15th November, 1922
Mrs. Murphy’s Boarding House
147 Hester Street, New York
My Dearest Henry,
The autumn winds have stripped the last stubborn leaves from the sycamore outside my window, and I find myself counting the days since your last letter arrived—forty-three, to be precise. Forty-three days of watching the postman’s familiar silhouette pass beneath the gaslight without so much as a glance towards our weathered door. I wonder if Colorado has frozen your heart as thoroughly as it has apparently frozen your pen.
How bitterly ironic that I should write to you on this particular evening, when the factory girls next door are preparing for another dance at Roseland, their laughter spilling through these paper-thin walls like champagne bubbles. They speak of suitors and Saturday night promises, whilst I sit here with ink-stained fingers, writing to a ghost who once promised me golden mountains and a life far grander than this cramped room that smells perpetually of Mrs. Murphy’s boiled cabbage and broken dreams.
Do you remember, Henry, how you held my hands that final evening at Castle Garden? Your calloused palms were warm against mine as you swore that the silver mines of Leadville would make us rich enough to marry within the year. “Wait for me, Alice,” you whispered, your breath forming clouds in the February cold. “I’ll send for you before the snow melts.” Well, dearest, the snow has melted twice over, and still I remain here, sewing buttonholes for Goldstein’s factory by day and mending stockings by gaslight, saving every precious penny for a train ticket that may never be needed.
The bitter truth, which sits in my chest like a stone, is that I have become quite accomplished at waiting. I wait for letters that arrive less frequently than Christmas. I wait for promises that grow thinner with each passing season. I wait whilst other girls marry shopkeepers and clerks, settling for certainty over the intoxicating possibility of love that blazes like a comet and disappears just as quickly.
Yet still, in the treacherous hours before dawn, when the city finally quiets and I can hear my own thoughts above the eternal clamour of progress, I find myself aching for you with a longing so profound it steals my breath. I close my eyes and summon the memory of your laugh—that rich, rumbling sound that used to make the pushcart vendors on Orchard Street turn their heads. I remember how you would describe the Colorado sky, vast and unmarked by tenement shadows, where a person could breathe freely and dream without apology.
Perhaps it is foolish of me to harbour such tender feelings for a man who has become little more than a memory wrapped in tissue paper and stored away like Mother’s good china. Yet what else am I to do with this heart that refuses to learn sense? The other girls speak of “modern” love, of independence and suffrage, of not needing a man to complete one’s happiness. But they have never known what it means to love someone whose absence creates a Henry-shaped hollow in every room, every sunset, every song that drifts from the gramophone in Tessie O’Brien’s flat downstairs.
I have grown bitter, my darling, bitter as the coffee grounds I save and re-use until they yield nothing but brown water. Bitter at circumstance, at distance, at the cruel mathematics of poverty that keep us apart. But beneath that bitterness runs a current of such fierce longing that sometimes I fear it will sweep away what little common sense I have left.
Mrs. Murphy’s nephew Patrick has been calling on Sundays. He works for the trolley company and has steady prospects, a neat moustache, and hands that have never known the bite of mountain cold. He speaks kindly to me and brings peppermints for the children. A sensible girl would encourage his attentions. A sensible girl would stop writing letters to Colorado.
But I have never been accused of being overly sensible, have I, Henry?
So I shall continue to wait, continue to hope, continue to dream of silver mountains and golden promises, even as winter approaches and my small savings dwindle.
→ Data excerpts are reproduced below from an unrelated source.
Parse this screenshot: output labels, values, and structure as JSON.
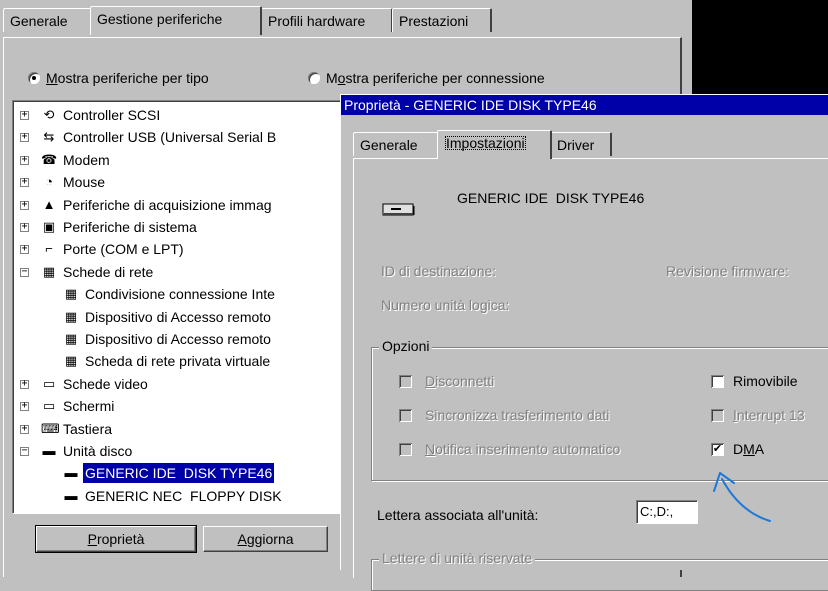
{
  "main_window": {
    "tabs": [
      {
        "label": "Generale"
      },
      {
        "label": "Gestione periferiche"
      },
      {
        "label": "Profili hardware"
      },
      {
        "label": "Prestazioni"
      }
    ],
    "radio_by_type": "Mostra periferiche per tipo",
    "radio_by_connection": "Mostra periferiche per connessione",
    "tree": [
      {
        "label": "Controller SCSI",
        "icon": "scsi-controller-icon",
        "glyph": "⟲",
        "expander": "+",
        "level": 0
      },
      {
        "label": "Controller USB (Universal Serial B",
        "icon": "usb-controller-icon",
        "glyph": "⇆",
        "expander": "+",
        "level": 0
      },
      {
        "label": "Modem",
        "icon": "modem-icon",
        "glyph": "☎",
        "expander": "+",
        "level": 0
      },
      {
        "label": "Mouse",
        "icon": "mouse-icon",
        "glyph": "◔",
        "expander": "+",
        "level": 0
      },
      {
        "label": "Periferiche di acquisizione immag",
        "icon": "imaging-device-icon",
        "glyph": "▲",
        "expander": "+",
        "level": 0
      },
      {
        "label": "Periferiche di sistema",
        "icon": "system-device-icon",
        "glyph": "▣",
        "expander": "+",
        "level": 0
      },
      {
        "label": "Porte (COM e LPT)",
        "icon": "port-icon",
        "glyph": "⌐",
        "expander": "+",
        "level": 0
      },
      {
        "label": "Schede di rete",
        "icon": "network-adapter-icon",
        "glyph": "▦",
        "expander": "−",
        "level": 0
      },
      {
        "label": "Condivisione connessione Inte",
        "icon": "network-adapter-icon",
        "glyph": "▦",
        "level": 1
      },
      {
        "label": "Dispositivo di Accesso remoto",
        "icon": "network-adapter-icon",
        "glyph": "▦",
        "level": 1
      },
      {
        "label": "Dispositivo di Accesso remoto",
        "icon": "network-adapter-icon",
        "glyph": "▦",
        "level": 1
      },
      {
        "label": "Scheda di rete privata virtuale",
        "icon": "network-adapter-icon",
        "glyph": "▦",
        "level": 1
      },
      {
        "label": "Schede video",
        "icon": "display-adapter-icon",
        "glyph": "▭",
        "expander": "+",
        "level": 0
      },
      {
        "label": "Schermi",
        "icon": "monitor-icon",
        "glyph": "▭",
        "expander": "+",
        "level": 0
      },
      {
        "label": "Tastiera",
        "icon": "keyboard-icon",
        "glyph": "⌨",
        "expander": "+",
        "level": 0
      },
      {
        "label": "Unità disco",
        "icon": "disk-drive-icon",
        "glyph": "▬",
        "expander": "−",
        "level": 0
      },
      {
        "label": "GENERIC IDE  DISK TYPE46",
        "icon": "disk-drive-icon",
        "glyph": "▬",
        "level": 1,
        "selected": true
      },
      {
        "label": "GENERIC NEC  FLOPPY DISK",
        "icon": "disk-drive-icon",
        "glyph": "▬",
        "level": 1
      }
    ],
    "buttons": {
      "properties": "Proprietà",
      "refresh": "Aggiorna"
    }
  },
  "dialog": {
    "title": "Proprietà - GENERIC IDE  DISK TYPE46",
    "tabs": [
      {
        "label": "Generale"
      },
      {
        "label": "Impostazioni"
      },
      {
        "label": "Driver"
      }
    ],
    "device_name": "GENERIC IDE  DISK TYPE46",
    "target_id_label": "ID di destinazione:",
    "firmware_label": "Revisione firmware:",
    "lun_label": "Numero unità logica:",
    "options_group": "Opzioni",
    "options": {
      "disconnect": {
        "label": "Disconnetti",
        "checked": false,
        "enabled": false
      },
      "sync": {
        "label": "Sincronizza trasferimento dati",
        "checked": false,
        "enabled": false
      },
      "autoinsert": {
        "label": "Notifica inserimento automatico",
        "checked": false,
        "enabled": false
      },
      "removable": {
        "label": "Rimovibile",
        "checked": false,
        "enabled": true
      },
      "int13": {
        "label": "Interrupt 13",
        "checked": false,
        "enabled": false
      },
      "dma": {
        "label": "DMA",
        "checked": true,
        "enabled": true,
        "check_glyph": "✔"
      }
    },
    "drive_letter_label": "Lettera associata all'unità:",
    "drive_letter_value": "C:,D:,",
    "reserved_group": "Lettere di unità riservate"
  },
  "colors": {
    "face": "#c0c0c0",
    "title_bar": "#0000a8",
    "selection": "#0000a8",
    "annotation": "#1e78d8",
    "black_area": "#000000"
  }
}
I shall wait because the alternative—accepting that you have forgotten me entirely—is too devastating to contemplate.
Write to me, dearest. Even if it is to tell me goodbye. This silence is more cruel than honesty could ever be.
Until the mountains crumble or my heart learns wisdom,
Yours in faithful devotion,
Alice
P.S. I have enclosed a photograph taken at Coney Island last summer. Note how the wind has caught my skirt—I was laughing at something Molly Brennan had said about the bathing costumes. I was happy that day, genuinely happy, and I thought you might like to remember me so.